我需要能够根据文件的内容而不是文件的扩展名来识别给定文件是 ODF 文件。
ODF 文件实际上是 zip 容器中 XML 文件的集合,这意味着我无法使用该文件的幻数,因为它只会表明它是一个 zip 文件。
所以我真正要问的是是否有任何文件需要存在于ODF容器中?如果是这样,则该文件存在于zip容器中表明它很可能是 ODF 文件,并且缺少该文件表明它肯定不是 ODF 文件。
I need to be able to identify that a given file is an ODF file based on the contents of the file, and not on the file's extension.
ODF files are really a collection of XML files in a zip container, which means that I cannot use the file's magic number as it will just indicate that it is a zip file.
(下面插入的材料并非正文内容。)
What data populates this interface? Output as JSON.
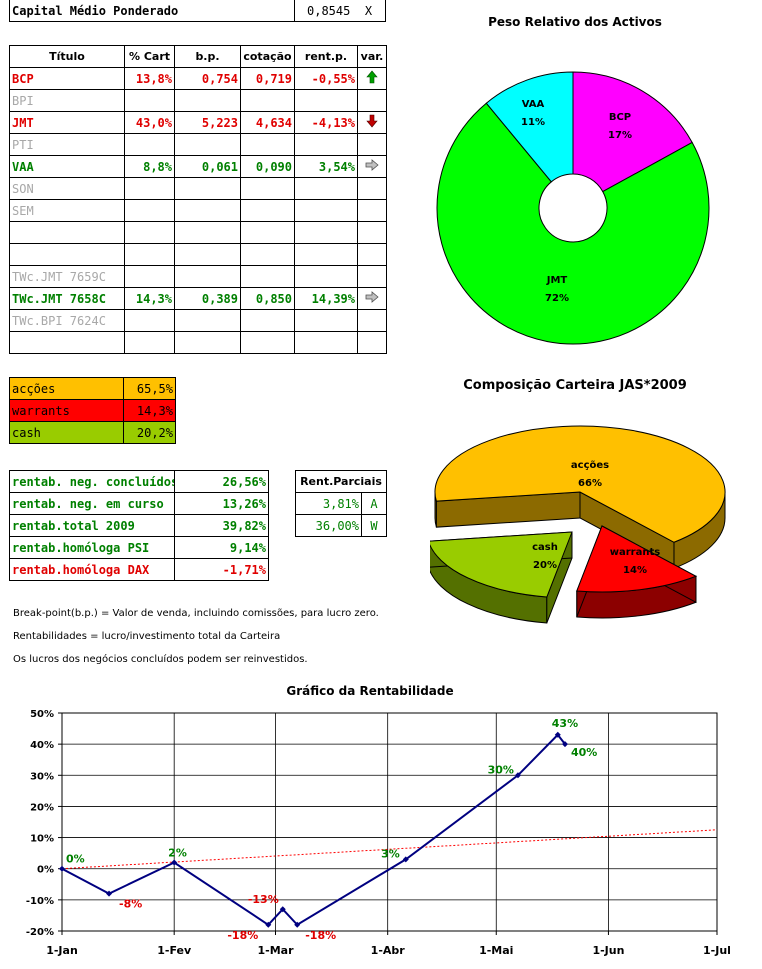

So what I'm really asking is are there any files that are required to be present in an ODF container? If so the presence of that file in a zip container indicates that it is likely to be an ODF file, and the absence of that file indicates that it definitely is not an ODF file.
发布评论
评论(3)
为什么不查看ODF 技术规范?那里列出的 mimetype 文件可能是一种理想的检查方法(只需在 mimetype 中查找
vnd.oasis.opendocument
字符串)。Why not check out the ODF Technical Specification? The mimetype file listed there would probably be an ideal way to check (just look for the
vnd.oasis.opendocument
string in the mimetype).据我了解,存档的根目录中总会有 .xml 文件,并且这个/这些 xml 文件将始终在开头附近包含字符串 。
我所看到的所有这些似乎都在根目录中包含一个名为“content.xml”的文件,该文件确实包含此字符串。
编写ODF文档的应用程序并不多,过去基本上只有一个。因此,安装一些旧版本的 OpenOffice、保存一些文件并检查该规则是否适用于当前 ODF 文件应该不会太困难。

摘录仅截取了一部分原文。